Cumulative incidence and features of IRIS varied depending on the OI. IRIS occurred in >10% of patients with KS, tuberculosis, or Cryptococcus. Visceral KS-IRIS led to considerable morbidity and mortality.
在发生艾滋病定义性机会性感染(OI)后开始抗逆转录病毒治疗(ART)时,免疫重建炎症综合征(IRIS)的发生率尚不确定,且针对最常见的 OI 研究甚少。
我们对在发生艾滋病定义性 OI 后开始使用强效 ART 的华盛顿大学人类免疫缺陷病毒队列中的患者进行了研究。通过回顾性病历审查和使用标准化数据收集过程和临床病例定义进行的裁决来确定 IRIS。我们比较了有和无 IRIS 患者的人口统计学和临床特征以及免疫变化。
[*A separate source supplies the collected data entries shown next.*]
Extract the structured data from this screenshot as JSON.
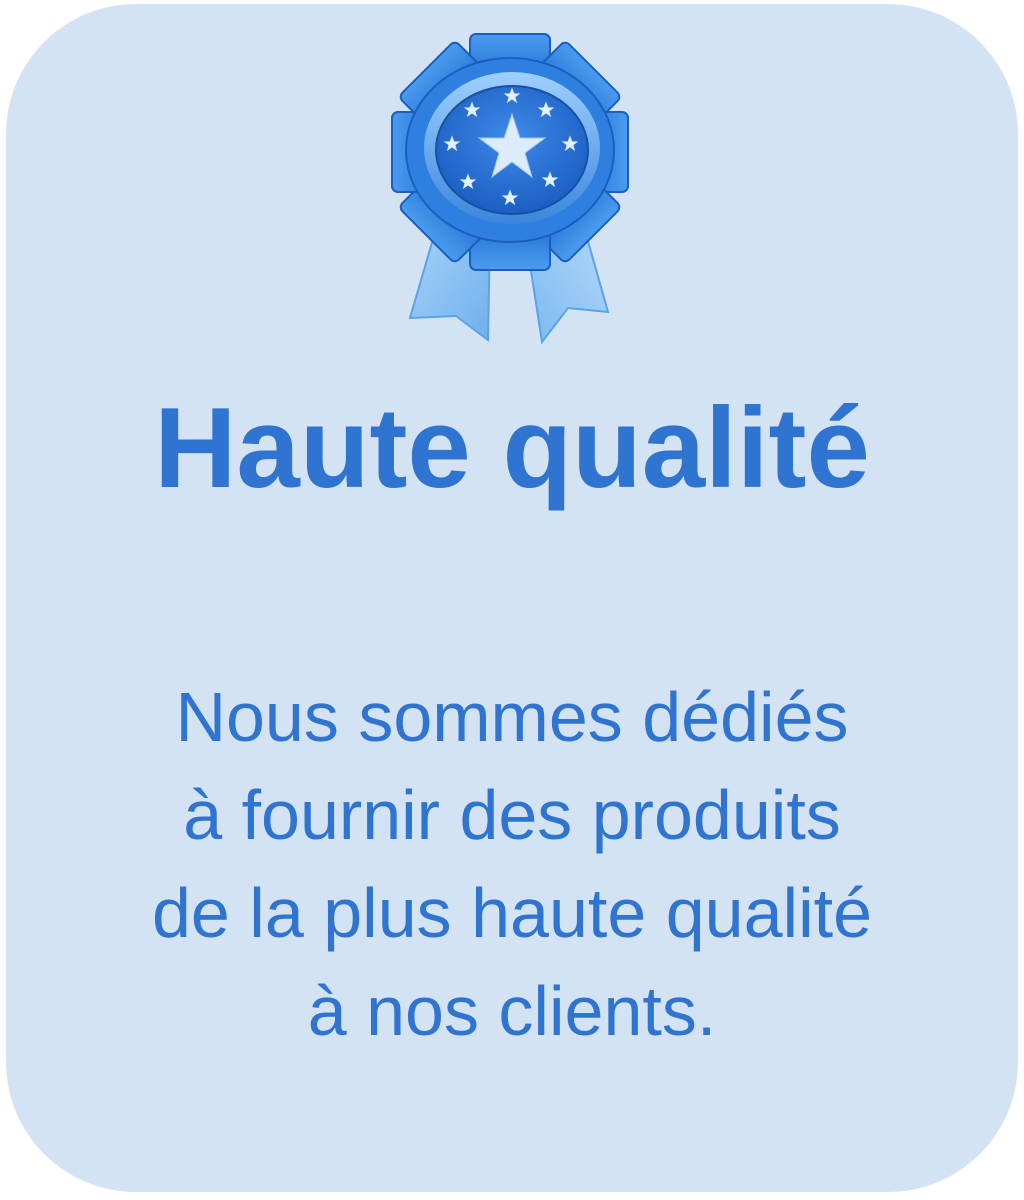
{
  "badge": {
    "icon": "award-ribbon-icon",
    "colors": {
      "ribbon": "#8fc4f2",
      "rosette": "#2f7fe0",
      "medal_center": "#2a6fd4",
      "stars": "#dfefff"
    }
  },
  "title": "Haute qualité",
  "description": {
    "lines": [
      "Nous sommes dédiés",
      "à fournir des produits",
      "de la plus haute qualité",
      "à nos clients."
    ]
  },
  "colors": {
    "card_background": "#d3e3f4",
    "text": "#2e74d0"
  }
}
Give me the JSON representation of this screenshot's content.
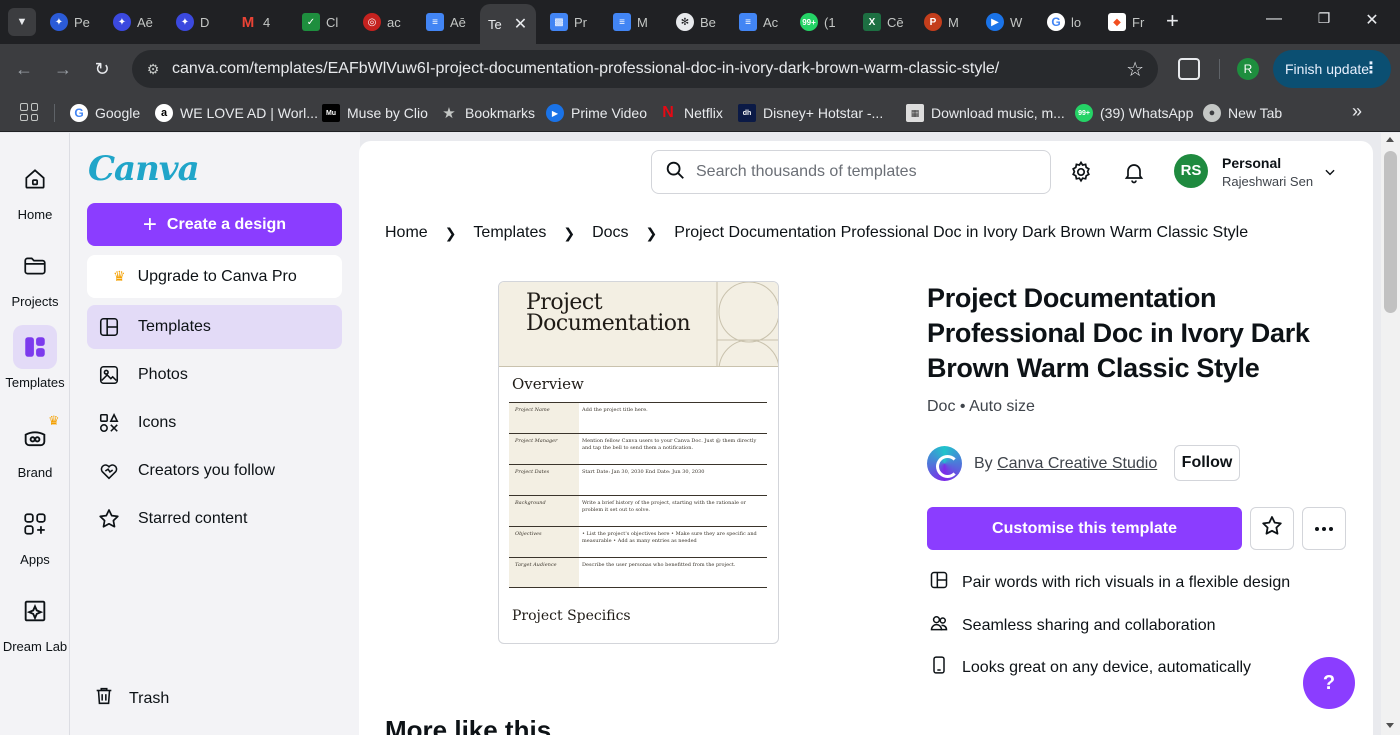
{
  "browser": {
    "tabs": [
      {
        "label": "Pe",
        "icon": "edge-blue-icon",
        "color": "#2b5bd7"
      },
      {
        "label": "Aē",
        "icon": "edge-blue-icon",
        "color": "#3b49df"
      },
      {
        "label": "D",
        "icon": "edge-blue-icon",
        "color": "#3b49df"
      },
      {
        "label": "4",
        "icon": "gmail-icon",
        "color": "#ea4335"
      },
      {
        "label": "Cl",
        "icon": "check-icon",
        "color": "#1e8e3e"
      },
      {
        "label": "ac",
        "icon": "target-icon",
        "color": "#c5221f"
      },
      {
        "label": "Aē",
        "icon": "docs-icon",
        "color": "#4285f4"
      },
      {
        "label": "Te",
        "icon": "canva-icon",
        "color": "#8b3dff"
      },
      {
        "label": "Pr",
        "icon": "slides-icon",
        "color": "#4285f4"
      },
      {
        "label": "M",
        "icon": "docs-icon",
        "color": "#4285f4"
      },
      {
        "label": "Be",
        "icon": "chatgpt-icon",
        "color": "#e8eaed"
      },
      {
        "label": "Ac",
        "icon": "docs-icon",
        "color": "#4285f4"
      },
      {
        "label": "(1",
        "icon": "whatsapp-icon",
        "color": "#25d366"
      },
      {
        "label": "Cē",
        "icon": "excel-icon",
        "color": "#1d6f42"
      },
      {
        "label": "M",
        "icon": "powerpoint-icon",
        "color": "#c43e1c"
      },
      {
        "label": "W",
        "icon": "play-icon",
        "color": "#1a73e8"
      },
      {
        "label": "lo",
        "icon": "google-icon",
        "color": "#ffffff"
      },
      {
        "label": "Fr",
        "icon": "figma-icon",
        "color": "#f24e1e"
      }
    ],
    "url": "canva.com/templates/EAFbWlVuw6I-project-documentation-professional-doc-in-ivory-dark-brown-warm-classic-style/",
    "profile_initial": "R",
    "finish_update_label": "Finish update",
    "bookmarks": [
      {
        "label": "Google",
        "icon": "google-icon"
      },
      {
        "label": "WE LOVE AD | Worl...",
        "icon": "a-letter-icon"
      },
      {
        "label": "Muse by Clio",
        "icon": "muse-icon"
      },
      {
        "label": "Bookmarks",
        "icon": "star-icon"
      },
      {
        "label": "Prime Video",
        "icon": "play-icon"
      },
      {
        "label": "Netflix",
        "icon": "netflix-icon"
      },
      {
        "label": "Disney+ Hotstar -...",
        "icon": "hotstar-icon"
      },
      {
        "label": "Download music, m...",
        "icon": "image-icon"
      },
      {
        "label": "(39) WhatsApp",
        "icon": "whatsapp-icon"
      },
      {
        "label": "New Tab",
        "icon": "globe-icon"
      }
    ]
  },
  "rail": {
    "home": "Home",
    "projects": "Projects",
    "templates": "Templates",
    "brand": "Brand",
    "apps": "Apps",
    "dream_lab": "Dream Lab"
  },
  "panel": {
    "logo": "Canva",
    "create_label": "Create a design",
    "upgrade_label": "Upgrade to Canva Pro",
    "nav": {
      "templates": "Templates",
      "photos": "Photos",
      "icons": "Icons",
      "creators": "Creators you follow",
      "starred": "Starred content"
    },
    "trash": "Trash"
  },
  "header": {
    "search_placeholder": "Search thousands of templates",
    "avatar_initials": "RS",
    "account_type": "Personal",
    "account_name": "Rajeshwari Sen"
  },
  "breadcrumb": [
    "Home",
    "Templates",
    "Docs",
    "Project Documentation Professional Doc in Ivory Dark Brown Warm Classic Style"
  ],
  "thumbnail": {
    "title_line1": "Project",
    "title_line2": "Documentation",
    "overview": "Overview",
    "rows": [
      {
        "key": "Project Name",
        "value": "Add the project title here."
      },
      {
        "key": "Project Manager",
        "value": "Mention fellow Canva users to your Canva Doc. Just @ them directly and tap the bell to send them a notification."
      },
      {
        "key": "Project Dates",
        "value": "Start Date: Jan 30, 2030   End Date: Jun 30, 2030"
      },
      {
        "key": "Background",
        "value": "Write a brief history of the project, starting with the rationale or problem it set out to solve."
      },
      {
        "key": "Objectives",
        "value": "• List the project's objectives here  • Make sure they are specific and measurable  • Add as many entries as needed"
      },
      {
        "key": "Target Audience",
        "value": "Describe the user personas who benefitted from the project."
      }
    ],
    "specifics": "Project Specifics"
  },
  "details": {
    "title": "Project Documentation Professional Doc in Ivory Dark Brown Warm Classic Style",
    "meta": "Doc • Auto size",
    "by_prefix": "By",
    "creator": "Canva Creative Studio",
    "follow_label": "Follow",
    "customise_label": "Customise this template",
    "features": [
      "Pair words with rich visuals in a flexible design",
      "Seamless sharing and collaboration",
      "Looks great on any device, automatically"
    ]
  },
  "more_like_this": "More like this",
  "help_label": "?",
  "colors": {
    "brand_purple": "#8b3dff",
    "active_nav": "#e3dbf7",
    "avatar_green": "#1f8a3f"
  }
}
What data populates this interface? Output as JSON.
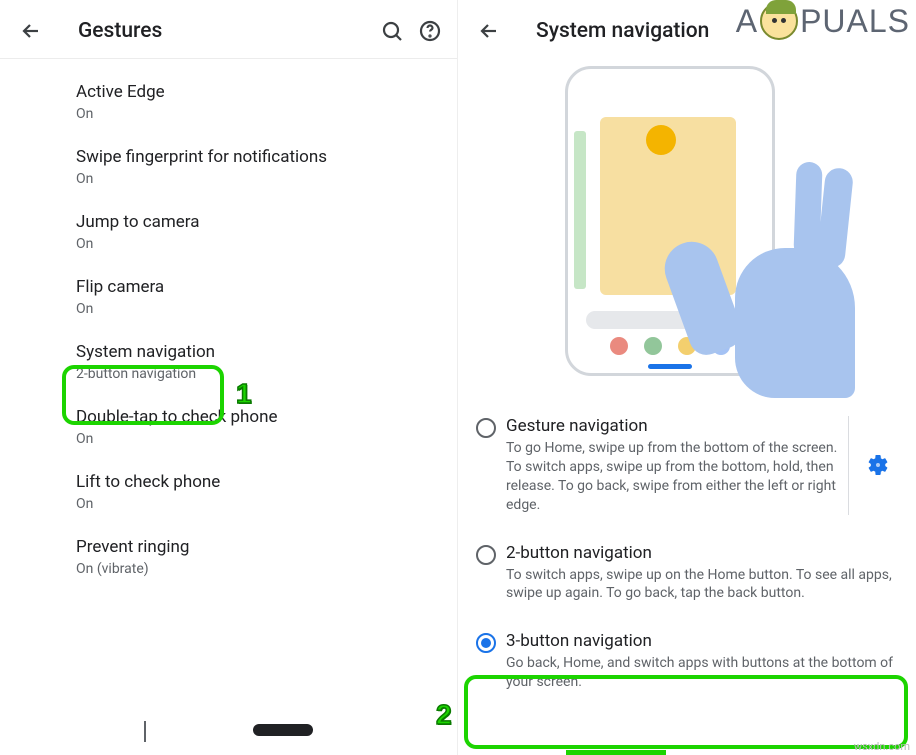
{
  "watermark": {
    "preA": "A",
    "post": "PUALS"
  },
  "left": {
    "title": "Gestures",
    "items": [
      {
        "label": "Active Edge",
        "sub": "On"
      },
      {
        "label": "Swipe fingerprint for notifications",
        "sub": "On"
      },
      {
        "label": "Jump to camera",
        "sub": "On"
      },
      {
        "label": "Flip camera",
        "sub": "On"
      },
      {
        "label": "System navigation",
        "sub": "2-button navigation"
      },
      {
        "label": "Double-tap to check phone",
        "sub": "On"
      },
      {
        "label": "Lift to check phone",
        "sub": "On"
      },
      {
        "label": "Prevent ringing",
        "sub": "On (vibrate)"
      }
    ]
  },
  "right": {
    "title": "System navigation",
    "options": [
      {
        "title": "Gesture navigation",
        "desc": "To go Home, swipe up from the bottom of the screen. To switch apps, swipe up from the bottom, hold, then release. To go back, swipe from either the left or right edge.",
        "selected": false,
        "gear": true
      },
      {
        "title": "2-button navigation",
        "desc": "To switch apps, swipe up on the Home button. To see all apps, swipe up again. To go back, tap the back button.",
        "selected": false,
        "gear": false
      },
      {
        "title": "3-button navigation",
        "desc": "Go back, Home, and switch apps with buttons at the bottom of your screen.",
        "selected": true,
        "gear": false
      }
    ]
  },
  "callouts": {
    "one": "1",
    "two": "2"
  },
  "source": "wsxdn.com"
}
在 196 例患有 260 例 OI 的患者中,有 21 例(11%;95%置信区间,7%-16%)在开始 ART 的第一年出现了矛盾性 IRIS。研究患者中最常见的 3 种 OI 是卡氏肺孢子菌肺炎(PCP,28%)、念珠菌食管炎(23%)和卡波西肉瘤(KS,16%)。KS 的累积 1 年 IRIS 发生率为 29%(12/41),结核为 16%(4/25),隐球菌为 14%(1/7),鸟分枝杆菌复合群为 10%(1/10),PCP 为 4%(3/72)。与其他类型的 IRIS 相比,内脏 KS-IRIS 患者的发病率和死亡率最高(100%[6/6] vs 7%[1/15],P<.01)。黏膜 KS 和结核 IRIS 患者在开始 ART 的前 6 个月内 CD4+细胞计数中位数增加幅度更大,与无 IRIS 患者相比分别为(+158 vs +53 个/μL,P=.04,黏膜 KS;+261 vs +113,P=.04,结核)。
IRIS 的累积发生率和特征取决于 OI。KS、结核或隐球菌患者的 IRIS 发生率超过 10%。内脏 KS-IRIS 导致相当高的发病率和死亡率。